TABLE-US-00005 TABLE 5 Proliferation inhibition effect of pentacyclic triterpenoid saponin on polycystic kidney epithelial cells Group n Inhibition rate (%) Control group 6  6.8 ± 2.3 Ginsenoside Ro 6 74.4 ± 2.3*** Ziyuglycoside I 6 69.2 ± 1.7*** Ziyuglycoside II 6 72.1 ± 2.0*** Asiaticoside 6 68.5 ± 1.8*** Madecassoside 6 76.3 ± 2.3*** α-hederin 6 80.5 ± 3.2*** Hederacoside C 6 64.4 ± 2.6*** (After the polycystic kidney epithelial cells were treated for 48 h with 10 μM pentacyclic triterpenoid saponin, the proliferation inhibition rate of the polycystic kidney epithelial cells was detected with a CCK-8 method; and compared with the control group, ***P < 0.001)

Embodiment 11

[0155] Any one of the compounds (50 g) represented by the formula (I)-(XVI), hydroxypropyl methylcellulose E (150 g), starch (200 g), a proper amount of povidone K30 and magnesium stearate (1 g) were mixed, pelletized and tableted to prepare tablets.

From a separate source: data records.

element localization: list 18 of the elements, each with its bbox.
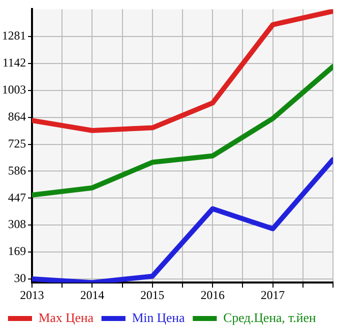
y-tick-label: 586 xyxy=(8,163,26,178)
y-tick-label: 1142 xyxy=(2,56,26,70)
x-tick-label: 2017 xyxy=(260,288,285,302)
y-tick-label: 1281 xyxy=(2,28,26,43)
y-tick-label: 864 xyxy=(8,109,26,124)
legend-label: Min Цена xyxy=(132,310,185,325)
y-tick-label: 725 xyxy=(8,136,26,150)
y-tick-label: 169 xyxy=(8,244,26,258)
y-tick-label: 447 xyxy=(8,190,26,204)
legend-label: Max Цена xyxy=(38,310,94,325)
x-tick-label: 2015 xyxy=(140,288,164,302)
x-tick-label: 2013 xyxy=(20,288,44,302)
y-tick-label: 1003 xyxy=(2,82,26,97)
y-tick-label: 308 xyxy=(8,217,26,232)
legend-label: Сред.Цена, т.йен xyxy=(223,310,316,325)
y-tick-label: 30 xyxy=(14,271,26,286)
x-tick-label: 2016 xyxy=(200,288,225,302)
x-tick-label: 2014 xyxy=(80,288,104,302)
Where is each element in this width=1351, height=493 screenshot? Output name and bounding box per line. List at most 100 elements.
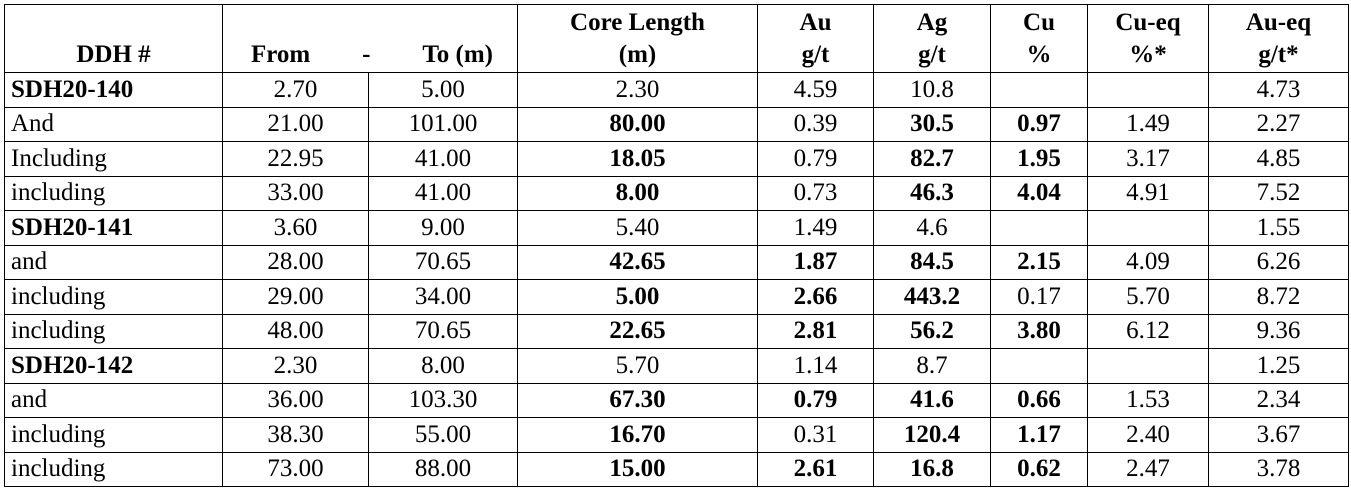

[0156] Meanwhile, the mixture could be prepared into oral liquids and capsules based on the oral solution conventional preparation method, the capsule and soft capsule conventional preparation method and other preparation methods in Chinese Pharmacopoeia (2015, 4th edition); or prepared into different dosage forms such as powder, granules, a pill, an injection, a syrup, an inhalant, an ointment, a suppository, a patch and other pharmacally conventional preparation forms by being combined with different carriers including an excipient, an adhesive, a disintegrating agent, a lubricant, a corrigent, a flavoring agent, a coloring agent and a sweetener. Various dosage forms of any one of the compounds represented by the formula (I)-(XVI) may be used for preventing and treating fatty liver diseases, including non-alcoholic fatty liver diseases, particularly, non-alcoholic fatty liver, non-alcoholic steatohepatitis and non-alcoholic steatohepatitis induced hepatic cirrhosis.

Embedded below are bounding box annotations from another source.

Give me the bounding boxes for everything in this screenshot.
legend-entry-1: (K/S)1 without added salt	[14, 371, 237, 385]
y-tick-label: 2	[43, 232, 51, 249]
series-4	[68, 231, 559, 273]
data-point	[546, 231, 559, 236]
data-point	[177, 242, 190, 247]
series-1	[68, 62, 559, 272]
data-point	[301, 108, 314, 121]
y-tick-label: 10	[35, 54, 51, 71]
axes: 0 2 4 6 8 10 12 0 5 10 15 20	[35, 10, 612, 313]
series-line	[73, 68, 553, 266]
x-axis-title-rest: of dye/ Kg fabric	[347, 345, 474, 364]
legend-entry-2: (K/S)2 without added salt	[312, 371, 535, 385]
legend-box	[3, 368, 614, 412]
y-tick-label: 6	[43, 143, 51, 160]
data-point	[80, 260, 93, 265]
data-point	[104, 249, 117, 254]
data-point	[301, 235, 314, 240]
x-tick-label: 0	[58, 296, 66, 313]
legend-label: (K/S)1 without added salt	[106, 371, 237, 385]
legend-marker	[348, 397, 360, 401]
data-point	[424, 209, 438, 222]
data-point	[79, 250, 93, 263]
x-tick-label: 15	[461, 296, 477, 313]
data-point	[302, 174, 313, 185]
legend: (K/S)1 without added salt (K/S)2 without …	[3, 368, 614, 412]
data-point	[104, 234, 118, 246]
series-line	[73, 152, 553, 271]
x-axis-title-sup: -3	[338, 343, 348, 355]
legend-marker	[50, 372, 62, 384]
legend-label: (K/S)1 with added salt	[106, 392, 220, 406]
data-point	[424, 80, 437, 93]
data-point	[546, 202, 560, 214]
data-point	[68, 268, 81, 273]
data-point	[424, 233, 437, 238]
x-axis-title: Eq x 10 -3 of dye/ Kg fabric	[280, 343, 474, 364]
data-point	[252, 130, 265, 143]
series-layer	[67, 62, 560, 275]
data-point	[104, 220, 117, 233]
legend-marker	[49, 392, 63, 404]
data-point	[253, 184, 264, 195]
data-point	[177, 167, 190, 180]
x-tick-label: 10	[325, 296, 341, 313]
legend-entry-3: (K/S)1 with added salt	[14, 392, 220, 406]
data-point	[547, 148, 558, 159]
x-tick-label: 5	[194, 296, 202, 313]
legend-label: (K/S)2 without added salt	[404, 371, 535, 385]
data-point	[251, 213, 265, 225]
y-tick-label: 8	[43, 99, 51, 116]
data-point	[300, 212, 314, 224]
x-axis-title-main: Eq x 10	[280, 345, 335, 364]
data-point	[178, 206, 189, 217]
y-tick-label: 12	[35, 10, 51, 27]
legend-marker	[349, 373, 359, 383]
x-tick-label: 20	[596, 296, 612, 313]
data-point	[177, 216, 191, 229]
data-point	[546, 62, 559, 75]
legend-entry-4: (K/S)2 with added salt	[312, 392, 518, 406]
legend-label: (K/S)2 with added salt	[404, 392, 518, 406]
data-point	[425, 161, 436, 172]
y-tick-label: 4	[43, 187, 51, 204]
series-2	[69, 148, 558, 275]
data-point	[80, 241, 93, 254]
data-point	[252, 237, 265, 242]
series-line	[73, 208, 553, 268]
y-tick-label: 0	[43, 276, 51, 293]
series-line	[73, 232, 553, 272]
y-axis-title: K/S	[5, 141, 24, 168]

[0157] Pharmaceutically acceptable salts of any one of the compounds represented by the formula (I)-(XVI), metal ions (such as sodium, potassium and calcium) or salts formed by pharmaceutically acceptable amine (such as ethylendiamine and tromethamine) or ammonium ions may also be used for preventing and treating the fatty liver diseases, including the non-alcoholic fatty liver diseases, particularly, the non-alcoholic fatty liver, the non-alcoholic steatohepatitis and the non-alcoholic steatohepatitis induced hepatic cirrhosis.

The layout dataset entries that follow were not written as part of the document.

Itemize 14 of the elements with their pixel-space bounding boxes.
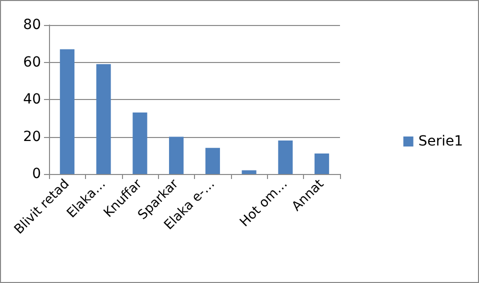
- y-tick-label: 80: [23, 17, 41, 33]
- legend-label: Serie1: [418, 134, 464, 150]
- y-tick-label: 0: [32, 166, 41, 182]
- bar: [132, 112, 148, 174]
- bar: [278, 140, 293, 174]
- bar: [242, 170, 256, 174]
- y-tick-label: 20: [23, 128, 41, 145]
- bar: [314, 154, 330, 174]
- y-tick-label: 40: [23, 92, 41, 108]
- bar: [96, 64, 111, 174]
- bar: [169, 136, 184, 174]
- y-tick-label: 60: [23, 54, 41, 70]
- bar: [60, 49, 74, 174]
- bar: [205, 148, 220, 174]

[0158] Any one of the compounds represented by the formula (I)-(XVI) or pharmaceutically acceptable salts or solvates thereof may be used in combination with one or more drugs for resisting the non-alcoholic fatty liver diseases to be used for preventing and treating the fatty liver diseases, including the non-alcoholic fatty liver diseases, particularly, the non-alcoholic fatty liver, the non-alcoholic steatohepatitis and the non-alcoholic steatohepatitis induced hepatic cirrhosis with significant effect. These drugs include AMPK activators, farnesoid X receptor (FXR) activators (such as obeticholic acid, GS-9674, EDP-305 and LJN452), acetyl-CoA carboxylase (ACC) inhibitors (such as GS-0976), apoptosis signal regulating kinase-1 (ASK1) inhibitors (such as Selonsertib), PPAR activators (such as Elafibranor, Saroglitazar, IVA337 and MSDC-0602K), caspase inhibitors (such as Emricasan), stearoyl-CoA desaturase-1 (SCD1) inhibitors (such as Aramchol), long-acting glucagon-like peptide-1 (GLP-1) receptor activators (such as Semaglutide), apical sodium-dependent bile salt transporter (ASBT) inhibitors (such as Volixibat), vascular adhesion protein-1 (VAP-1) inhibitors (such as BI 1467335), CCR5R blocking agents (such as Cenicriviroc) and thyroid hormone receptor b (THR-b) activators (such as MGL-3196).